ORLANDO, Fla. (AP) — Florida Rep. Alan Grayson will have to wait to find out whether he gets an annulment based on his bigamy claim against his wife.
After hearing from one witness Monday, Circuit Judge Bob LeBlanc continued the proceedings between Grayson and his wife, citing a need for more time for attorneys to present evidence. Monday's hearing lasted three hours. LeBlanc expects completion of testimony to take one day. He didn't schedule a date.
Monday's testimony was winding, and at times contentious between attorneys who sparred over the circumstances of the first marriage Grayson's wife.
Grayson's attorneys introduced documents but questioned only one witness in support of their charge that Lolita Grayson was still married when she and the congressman wed in 1990.
The witness was Charles Lincoln, a private investigator who established through public records that the Robert A. Carson who signed a marriage contract in the Philippines in 1980 was the same one who filed for divorce from Lolita Grayson in Florida in 1993.
Her attorney, Mark Longwell, pointed out that only ages, but no date of birth, Social Security number or identifying characteristics —such as height and weight — appeared on the 1980 marriage certificate. But Lincoln said by tracking public records accumulated by both she and Carson since then show all the documents referred to the same people.

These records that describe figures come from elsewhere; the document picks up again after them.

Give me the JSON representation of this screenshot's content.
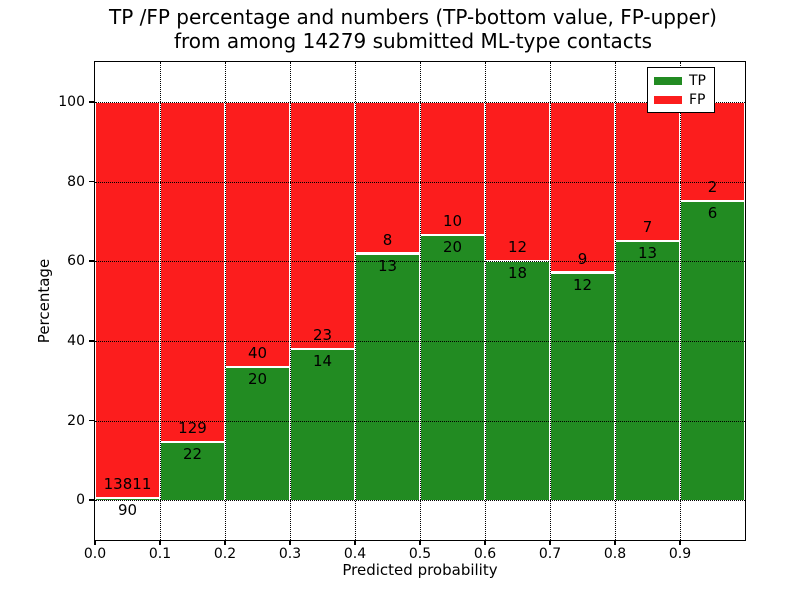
{
  "title": {
    "line1": "TP /FP percentage and numbers (TP-bottom value, FP-upper)",
    "line2": "from among 14279 submitted ML-type contacts"
  },
  "axes": {
    "xlabel": "Predicted probability",
    "ylabel": "Percentage"
  },
  "legend": {
    "position": "upper right",
    "items": [
      {
        "label": "TP",
        "color": "#228b22"
      },
      {
        "label": "FP",
        "color": "#fc1d1d"
      }
    ]
  },
  "chart_data": {
    "type": "bar",
    "stacked": true,
    "normalized": "each 0.1-wide probability bin scaled to 100%; numeric labels show raw counts (TP below the boundary, FP above it)",
    "title": "TP /FP percentage and numbers (TP-bottom value, FP-upper) from among 14279 submitted ML-type contacts",
    "xlabel": "Predicted probability",
    "ylabel": "Percentage",
    "total_contacts": 14279,
    "bin_width": 0.1,
    "categories": [
      "0.0",
      "0.1",
      "0.2",
      "0.3",
      "0.4",
      "0.5",
      "0.6",
      "0.7",
      "0.8",
      "0.9"
    ],
    "series": [
      {
        "name": "TP",
        "color": "#228b22",
        "counts": [
          90,
          22,
          20,
          14,
          13,
          20,
          18,
          12,
          13,
          6
        ]
      },
      {
        "name": "FP",
        "color": "#fc1d1d",
        "counts": [
          13811,
          129,
          40,
          23,
          8,
          10,
          12,
          9,
          7,
          2
        ]
      }
    ],
    "tp_percent": [
      0.65,
      14.57,
      33.33,
      37.84,
      61.9,
      66.67,
      60.0,
      57.14,
      65.0,
      75.0
    ],
    "xlim": [
      0.0,
      1.0
    ],
    "ylim": [
      -10,
      110
    ],
    "yticks": [
      0,
      20,
      40,
      60,
      80,
      100
    ],
    "xticks": [
      "0.0",
      "0.1",
      "0.2",
      "0.3",
      "0.4",
      "0.5",
      "0.6",
      "0.7",
      "0.8",
      "0.9"
    ],
    "grid": "dotted",
    "legend_position": "upper right"
  }
}
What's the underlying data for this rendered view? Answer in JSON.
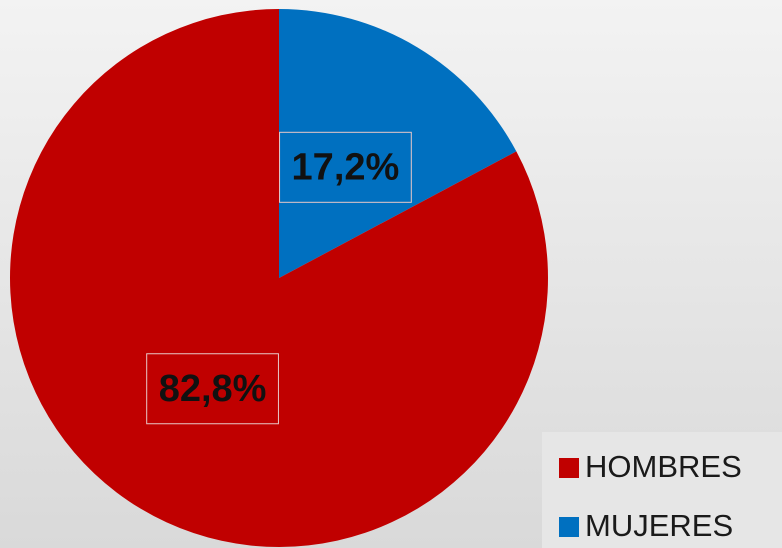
{
  "chart_data": {
    "type": "pie",
    "categories": [
      "HOMBRES",
      "MUJERES"
    ],
    "values": [
      82.8,
      17.2
    ],
    "value_labels": [
      "82,8%",
      "17,2%"
    ],
    "colors": [
      "#c00000",
      "#0070c0"
    ],
    "legend": "bottom-right"
  }
}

"I have absolutely no doubt," Lincoln said.
Longwell said afterward that more than $30 million in assets listed in congressional filings by Grayson were all built during the 25-year marriage. He called that, and not the bigamy claim, the central issue.
"Whatever comes out this hearing, there's really an inherent shame to this," Longwell said. "That Mr. Alan Grayson would choose to protect his assets and assert to erase a 25-year marriage and (hurt) his five children."
Mark NeJame, who is representing the congressman, said the case is textbook bigamy.
"She never told him she was still married. She just simply told him she was divorced," NeJame said. "So he had a right to believe that, as any spouse would believe that of another person. ...The law is abundantly clear."
Besides the bigamy allegation, the lead-up to Monday's trial included accusations by Lolita Grayson of battery by her estranged husband. Lolita Grayson also said the congressman was failing his obligations to maintain their Orlando house and support their children. A leaky breast implant delayed the trial, and Lolita Grayson had a revolving door of attorneys.
During a pretrial hearing last week, when attorneys were arguing over who had access to the couple's financial documents, LeBlanc likened the scenario to the well-known Netflix political drama "House of Cards."